Gli obiettivi del progetto individuano una concezione
diversa della cultura:
Il corso vuole porre gli alunni di fronte ad un'attività di
tipo artigianale-artistico che richiede l'apprendimento di
una tecnica - la cartapesta - e di una certa manualità
intesa come abilità nel coordinamento della mente, e
dell'elaborazione intellettuale, realizzata nella
materialità; un'attività che produce oggetti avvalendosi di
tecniche definite, a loro volta prodotto di ricerca e di
elaborazione intellettuale calata nell'attività pratica.
L'obiettivo, se si vuole la sperimentazione, è cercare di
ovviare, sia pur nei limiti di un'esperienza episodica, ad
uno dei più gravi limiti del nostro ordinamento scolastico,
liceale in modo particolare, e al suo orientamento
idealistico, totalmente squilibrato a favore di una
concezione culturale che vede nell'attività intellettuale
l'unica possibile realizzazione dell'intervento didattico e
formativo, privando gli alunni di tutti quegli aspetti
dell'esistente legati alla "cultura del fare". Ponendo gli
alunni di fronte al problema concreto del "fare come
intervento creativo sulla materia", il corso intende
mostrare che esistono possibilità di approccio al reale
diverse da quelle in cui la loro esperienza scolastica, e
probabilmente di vita, li ha fin qui posti, evidenziando che
relegare le attività manuali su di un piano inferiore a
quello della cultura di tipo esclusivamente intellettuale è
solo frutto di un pregiudizio che priva la persona di una
parte importante delle sue potenzialità, costringendola su
una linea di sviluppo unilaterale. Altro intendimento
fondamentale, connesso con quanto precede, è produrre negli
allievi la consapevolezza che, attraverso l'applicazione di
quanto appreso e la loro elaborazione mentale, essi stessi
diventano creatori di prodotti nuovi nati dalla sintesi del
loro pensiero realizzato nella materia attraverso le
tecniche. In sostanza la consapevolezza si sé come
produttore, fondamentale in attività di qualsiasi natura.

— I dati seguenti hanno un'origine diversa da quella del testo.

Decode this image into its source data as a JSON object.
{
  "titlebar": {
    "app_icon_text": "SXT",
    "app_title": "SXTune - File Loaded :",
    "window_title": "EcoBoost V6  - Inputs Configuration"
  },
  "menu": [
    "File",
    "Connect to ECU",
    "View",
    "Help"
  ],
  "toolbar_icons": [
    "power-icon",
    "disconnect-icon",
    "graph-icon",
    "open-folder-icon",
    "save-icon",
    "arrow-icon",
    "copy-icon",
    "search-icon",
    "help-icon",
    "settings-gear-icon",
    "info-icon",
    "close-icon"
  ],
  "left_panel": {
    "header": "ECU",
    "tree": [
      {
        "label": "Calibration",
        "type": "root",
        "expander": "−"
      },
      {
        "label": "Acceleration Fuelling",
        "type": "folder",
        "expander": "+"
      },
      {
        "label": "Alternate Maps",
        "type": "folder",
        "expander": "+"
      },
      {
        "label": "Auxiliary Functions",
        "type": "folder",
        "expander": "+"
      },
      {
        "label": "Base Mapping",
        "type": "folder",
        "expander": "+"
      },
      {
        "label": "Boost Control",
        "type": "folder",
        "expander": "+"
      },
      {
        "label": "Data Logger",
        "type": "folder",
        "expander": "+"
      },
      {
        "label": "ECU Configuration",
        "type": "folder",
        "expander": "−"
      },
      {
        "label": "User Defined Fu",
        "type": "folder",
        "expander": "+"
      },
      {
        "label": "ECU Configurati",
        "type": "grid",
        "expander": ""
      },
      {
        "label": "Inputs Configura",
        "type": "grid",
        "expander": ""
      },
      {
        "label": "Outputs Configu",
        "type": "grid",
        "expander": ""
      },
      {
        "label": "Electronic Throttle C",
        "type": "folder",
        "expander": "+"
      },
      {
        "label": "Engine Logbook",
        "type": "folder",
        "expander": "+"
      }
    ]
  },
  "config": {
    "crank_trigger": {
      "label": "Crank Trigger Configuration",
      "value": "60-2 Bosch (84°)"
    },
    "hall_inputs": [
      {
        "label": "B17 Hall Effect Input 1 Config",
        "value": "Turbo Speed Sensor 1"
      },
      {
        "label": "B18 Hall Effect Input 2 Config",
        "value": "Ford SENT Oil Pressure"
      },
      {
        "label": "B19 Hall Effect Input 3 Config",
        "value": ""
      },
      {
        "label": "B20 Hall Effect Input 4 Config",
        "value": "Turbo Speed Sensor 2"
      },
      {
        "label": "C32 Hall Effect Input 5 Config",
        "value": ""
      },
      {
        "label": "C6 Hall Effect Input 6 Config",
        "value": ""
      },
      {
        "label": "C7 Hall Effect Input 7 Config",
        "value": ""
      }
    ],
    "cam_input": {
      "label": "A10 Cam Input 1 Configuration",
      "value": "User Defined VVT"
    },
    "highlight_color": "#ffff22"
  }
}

Quanto ai contenuti, si trattava di apprendere la
lavorazione della cartapesta: la progettazione e la
realizzazione, dal prototipo in argilla al calco in gesso,
le diverse tecniche per l'esecuzione, la decorazione e la
rifinitura degli oggetti stessi, precedute dalla conoscenza
della materia e dei riferimenti storici. A questi vennero
aggiunte due visite guidate, una al Palazzo Ducale di
Urbino, l'altra al Museo Burri di Città di Castello.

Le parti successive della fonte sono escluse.